Speaker Nancy Pelosi, D-Calif., center, noticed an omission in Trump’s State of the Union address. (Tom Williams/CQ Roll Call)
Speaker Nancy Pelosi, D-Calif., center, noticed an omission in Trump’s State of the Union address. (Tom Williams/CQ Roll Call)

Many of Speaker Nancy Pelosi’s reactions to President Donald Trump’s State of the Union address were displayed clearly on her face Tuesday night, but her disappointment wasn’t just about what the president said — but what he didn’t.

After the speech, Pelosi said that with all the emphasis on security, the president skipped over a major issue impacting communities: gun violence.

“The overwhelming reaction that I’m receiving is that the president talked about security in so many different ways, and he totally ignored the gun violence epidemic in our country,” she told reporters just before midnight Tuesday as the Capitol emptied out.

Many Democrats invited guests to the State of the Union who had lost family members to gun violence.

Pelosi’s guests included Fred Guttenberg, whose daughter Jaime was killed in the Parkland, Fla., shooting. He has become a supporter of universal background checks since the shooting at Marjory Stoneman Douglas High School on Valentine’s Day 2018. Mattie Scott, president of the California Chapters of the Brady Campaign, was also a guest of Pelosi’s. Scott’s son George was shot and killed in 1996, which has prompted her to advocate for gun violence prevention.

“They were just so saddened by the fact that he made no pass at it, no acknowledgment of it, while representing that he was talking about keeping American people safe,” said Pelosi about gun violence.

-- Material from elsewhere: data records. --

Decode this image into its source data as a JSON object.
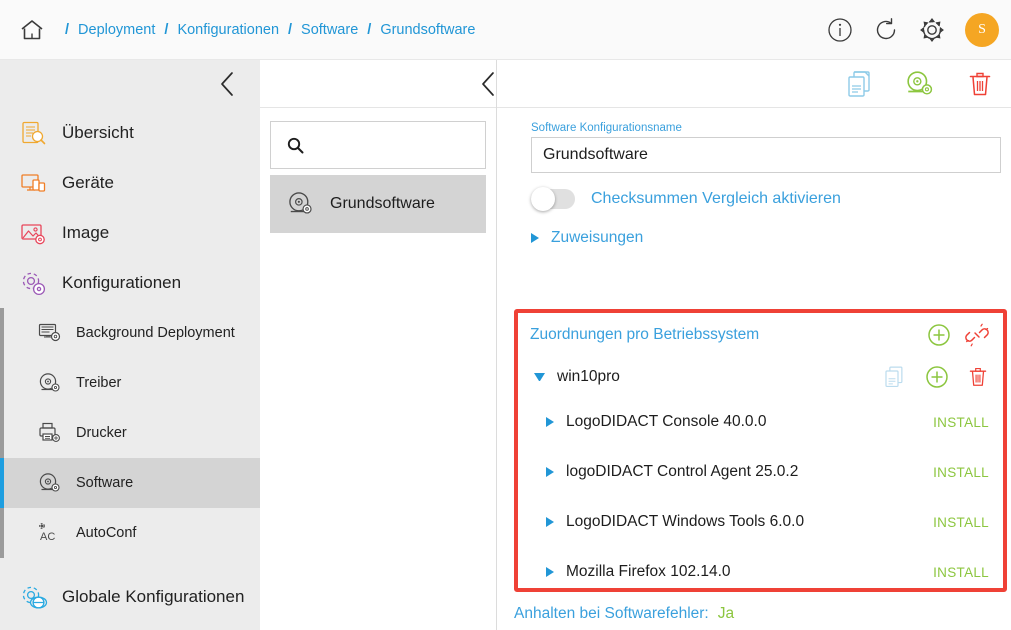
{
  "topbar": {
    "home_icon": "home-icon",
    "breadcrumbs": [
      "Deployment",
      "Konfigurationen",
      "Software",
      "Grundsoftware"
    ],
    "separator": "/",
    "actions": [
      {
        "name": "info-icon",
        "label": "i"
      },
      {
        "name": "refresh-icon",
        "label": ""
      },
      {
        "name": "gear-icon",
        "label": ""
      }
    ],
    "avatar_initial": "S",
    "avatar_color": "#f5a623"
  },
  "sidebar": {
    "collapse_icon": "chevron-left-icon",
    "items": [
      {
        "label": "Übersicht",
        "icon": "overview-icon",
        "color": "#f0a830"
      },
      {
        "label": "Geräte",
        "icon": "devices-icon",
        "color": "#f07e26"
      },
      {
        "label": "Image",
        "icon": "image-icon",
        "color": "#e8455a"
      },
      {
        "label": "Konfigurationen",
        "icon": "config-gear-icon",
        "color": "#9b59b6"
      }
    ],
    "sub_items": [
      {
        "label": "Background Deployment",
        "icon": "background-deployment-icon",
        "selected": false
      },
      {
        "label": "Treiber",
        "icon": "driver-disc-icon",
        "selected": false
      },
      {
        "label": "Drucker",
        "icon": "printer-icon",
        "selected": false
      },
      {
        "label": "Software",
        "icon": "software-disc-icon",
        "selected": true
      },
      {
        "label": "AutoConf",
        "icon": "autoconf-icon",
        "selected": false
      }
    ],
    "global_item": {
      "label": "Globale Konfigurationen",
      "icon": "global-config-icon",
      "color": "#2aaae1"
    },
    "selection_accent": "#1e9ee0"
  },
  "list_panel": {
    "search_placeholder": "",
    "search_value": "",
    "search_icon": "search-icon",
    "items": [
      {
        "label": "Grundsoftware",
        "icon": "software-disc-icon",
        "selected": true
      }
    ]
  },
  "detail": {
    "back_icon": "chevron-left-icon",
    "toolbar": [
      {
        "name": "copy-config-icon",
        "color": "#8ecbe8"
      },
      {
        "name": "software-disc-icon",
        "color": "#8cc63f"
      },
      {
        "name": "delete-icon",
        "color": "#ef4136"
      }
    ],
    "name_field": {
      "label": "Software Konfigurationsname",
      "value": "Grundsoftware"
    },
    "checksum_toggle": {
      "label": "Checksummen Vergleich aktivieren",
      "state": "off"
    },
    "assignments_section": {
      "label": "Zuweisungen",
      "expanded": false
    },
    "os_assignments": {
      "title": "Zuordnungen pro Betriebssystem",
      "highlight_color": "#ef4136",
      "header_tools": [
        {
          "name": "add-os-icon",
          "color": "#8cc63f"
        },
        {
          "name": "unlink-icon",
          "color": "#ef4136"
        }
      ],
      "os_groups": [
        {
          "name": "win10pro",
          "expanded": true,
          "tools": [
            {
              "name": "copy-os-icon",
              "color": "#bcdcee"
            },
            {
              "name": "add-package-icon",
              "color": "#8cc63f"
            },
            {
              "name": "delete-os-icon",
              "color": "#ef4136"
            }
          ],
          "packages": [
            {
              "name": "LogoDIDACT Console 40.0.0",
              "action": "INSTALL"
            },
            {
              "name": "logoDIDACT Control Agent 25.0.2",
              "action": "INSTALL"
            },
            {
              "name": "LogoDIDACT Windows Tools 6.0.0",
              "action": "INSTALL"
            },
            {
              "name": "Mozilla Firefox 102.14.0",
              "action": "INSTALL"
            }
          ]
        }
      ]
    },
    "footer": {
      "label": "Anhalten bei Softwarefehler:",
      "value": "Ja"
    }
  }
}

Democrats were not the only ones who had guests impacted by gun violence. Florida Republican Sen. Rick Scott also brought a Parkland parent, Andrew Pollack. Pollack’s daughter, Meadow, was one of 17 people killed. Just before leaving the governor’s office in Tallahassee, Scott appointed Pollack to Florida’s education board. Pollack has called for stronger school security and allowing school staff to be armed.

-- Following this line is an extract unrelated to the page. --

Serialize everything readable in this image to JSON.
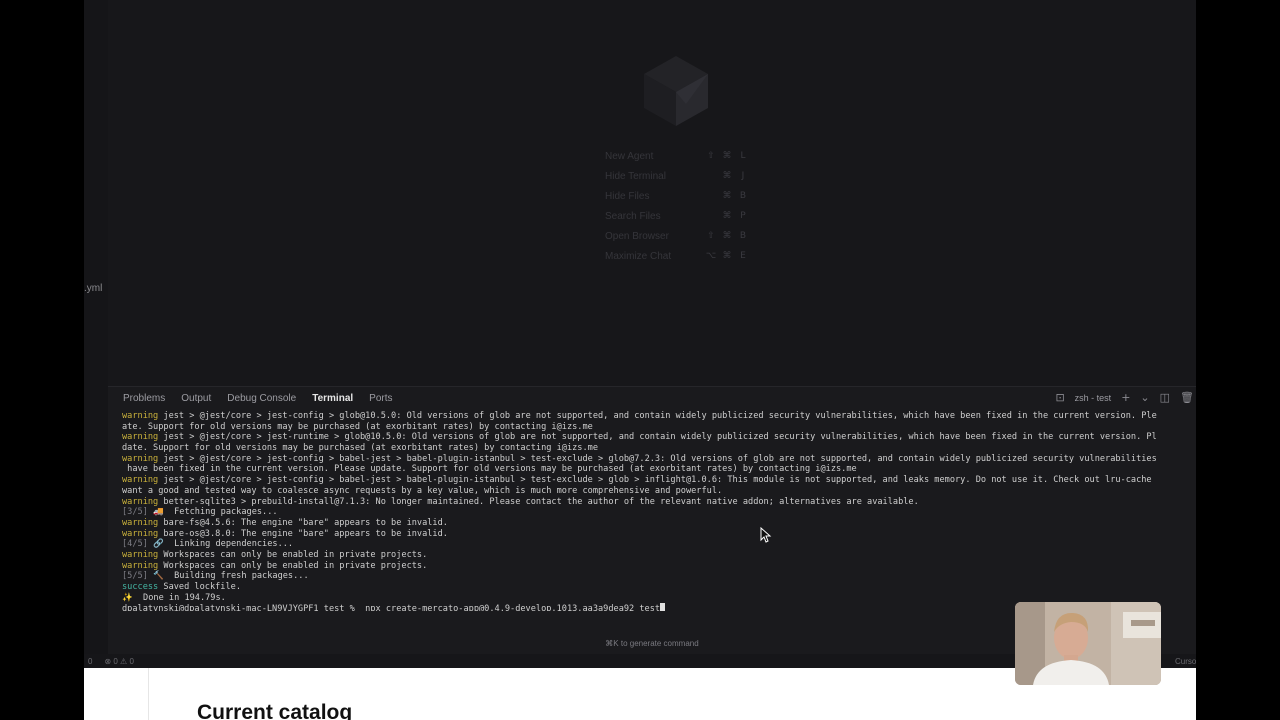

Pelosi called Trump’s rhetoric on immigration “fear mongering on immigrants,” and said that she would have rather seen “any positive recognition that many people are dying in our country because of the epidemic of gun violence.”

“Sadly, while talking about perceived threats to the safety of the American people, he completely ignored the gun violence epidemic that is claiming lives across the country,” she said. 

The new House Democratic majority is energetically taking up gun violence as an issue, prioritizing a push for a bipartisan universal background checks bill which would close the “gun-show loophole” nationwide, and discussing other legislation like a universal red-flag law.

Those laws are aimed at prohibiting persons convicted of dating violence and stalking and those under protective orders from possessing firearms. Some states already have so-called red flag laws in place, with the aim of preventing escalation of violence.

Highlighting the problem of gun violence is a message that Democrats will keep pushing, even this week. The House Judiciary Committee holds its first hearing on gun violence, the first in eight years, on Wednesday. Aalayah Eastmond, a Parkland shooting survivor, will testify.